Alternativas aos LLMs: quando usar modelos de linguagem e como escolher o melhor

Alternativas aos LLMs: quando usar modelos de linguagem e como escolher o melhor





Alternativas às LLMs: quando usar qual



Quando vale a pena considerar alternativas às LLMs

Em projetos com requisitos de alta previsibilidade, latência restrita ou governança de conteúdo rígida, vale a pena avaliar abordagens que não dependam de componentes de alto custo computacional. A escolha costuma depender de quatro fatores-chave:

  • Latência alvo e throughput desejado;
  • Privacidade e confinamento de dados sensíveis;
  • Custos operacionais recorrentes e escalabilidade;
  • Conteúdo específico de domínio para o qual haja conhecimento bem definido e verificável.

Neste texto, exploramos caminhos que complementam ou substituem abordagens baseadas em LLMs quando um ou mais desses fatores pesam na decisão.

Arquitetura híbrida: integrando fontes de conhecimento estruturado

Uma prática comum é combinar fontes estruturadas com um orquestrador de lógica de domínio. A ideia é consultar dados bem definidos antes de recorrer a qualquer componente de geração de conteúdo, reduzindo custo, latência e exposição de dados.

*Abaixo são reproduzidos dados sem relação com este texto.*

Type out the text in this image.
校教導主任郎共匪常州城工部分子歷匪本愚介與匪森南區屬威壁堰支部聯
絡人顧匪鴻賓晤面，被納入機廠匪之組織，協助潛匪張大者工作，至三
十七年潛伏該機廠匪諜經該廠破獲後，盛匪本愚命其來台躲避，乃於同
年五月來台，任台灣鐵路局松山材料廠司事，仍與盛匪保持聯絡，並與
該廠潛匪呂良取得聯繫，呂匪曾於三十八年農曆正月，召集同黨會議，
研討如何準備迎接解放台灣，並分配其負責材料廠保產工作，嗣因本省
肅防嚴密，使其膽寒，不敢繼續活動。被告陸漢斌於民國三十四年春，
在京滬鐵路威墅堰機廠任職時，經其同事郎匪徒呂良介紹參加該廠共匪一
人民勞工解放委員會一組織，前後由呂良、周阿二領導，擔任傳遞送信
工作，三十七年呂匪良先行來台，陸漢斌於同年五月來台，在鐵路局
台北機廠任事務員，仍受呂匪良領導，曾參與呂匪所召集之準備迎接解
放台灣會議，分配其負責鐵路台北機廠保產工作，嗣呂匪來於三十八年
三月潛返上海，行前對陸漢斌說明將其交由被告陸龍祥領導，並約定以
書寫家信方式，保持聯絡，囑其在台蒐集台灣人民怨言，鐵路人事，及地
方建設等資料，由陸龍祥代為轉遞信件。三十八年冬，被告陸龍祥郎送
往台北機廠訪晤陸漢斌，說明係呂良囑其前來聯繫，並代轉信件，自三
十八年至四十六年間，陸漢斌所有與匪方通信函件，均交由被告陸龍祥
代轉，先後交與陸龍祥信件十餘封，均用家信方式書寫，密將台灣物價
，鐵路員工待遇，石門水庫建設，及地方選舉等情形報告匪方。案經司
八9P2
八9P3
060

  • Fontes estruturadas: bancos de dados relacionais, bancos NoSQL, índices de busca, caches e repositórios de conhecimento estático.
  • Camada de validação: regras de consistência, validação de campos e exemplos de domínio para evitar saídas ambíguas.
  • Pontos de decisão: roteiam consultas para a fonte mais adequada e mantêm trilha de alterações para auditoria.

Fluxos bem delineados reduzem variações de saída e melhoram a previsibilidade do sistema, especialmente em termos de tempo de resposta e confiabilidade.

Componentes-chave de uma solução orientada a domínio

Para trabalhar com conteúdo estável e com regras bem definidas, três componentes costumam compor a base de uma solução robusta:

  • Base de conhecimento estruturada: dados bem modelados, com esquemas explícitos e índices de busca para respostas rápidas.
  • Templates de resposta: modelos com placeholders que garantem consistência de tom e formato, evitando ambiguidades.
  • Regras de validação: verificações explícitas de dados, checagem de consistência entre campos e verificação de conformidade com políticas.

Ao combinar esses componentes, é possível entregar respostas estáveis e auditáveis, mantendo a flexibilidade para evoluir o domínio sem depender de componentes de alto custo.

Exemplo de código: pipeline simples sem dependência de componentes caros

// Exemplo simples de pipeline de resposta sem depender de componentes de alto custo
async function responder(consulta: string): Promise<string> {
  const dados = await consultaBanco(consulta); // fonte estruturada
  if (dados?.existe) {
    const valido = aplicarRegras(dados);
    return valido;
  }
  const template = obterTemplate(consulta);
  if (template) {
    return preencherTemplate(template, { consulta });
  }
  // fallback seguro
  return 'Conteúdo não encontrado. Consulte a documentação de domínio.';
}

Métricas, custo e governança

Para manter qualidade e previsibilidade, acompanhe métricas que expliquem o custo por chamada, latência, taxa de acerto e necessidade de intervenção humana. Aspectos de governança importantes incluem:

  • Auditoria de decisões: registre os caminhos de validação e as fontes utilizadas;
  • Conformidade: verifique aderência a políticas de dados e regras de domínio;
  • Gatilhos de fallback: defina padrões para when falha, com tempos de timeout e limites de escalonamento;
  • Escalabilidade: planeje dimensionamento horizontal para fontes estruturadas e caches.

Equilibrar custo, latência e qualidade é essencial para decisões bem fundamentadas sobre onde investir cada recurso da solução.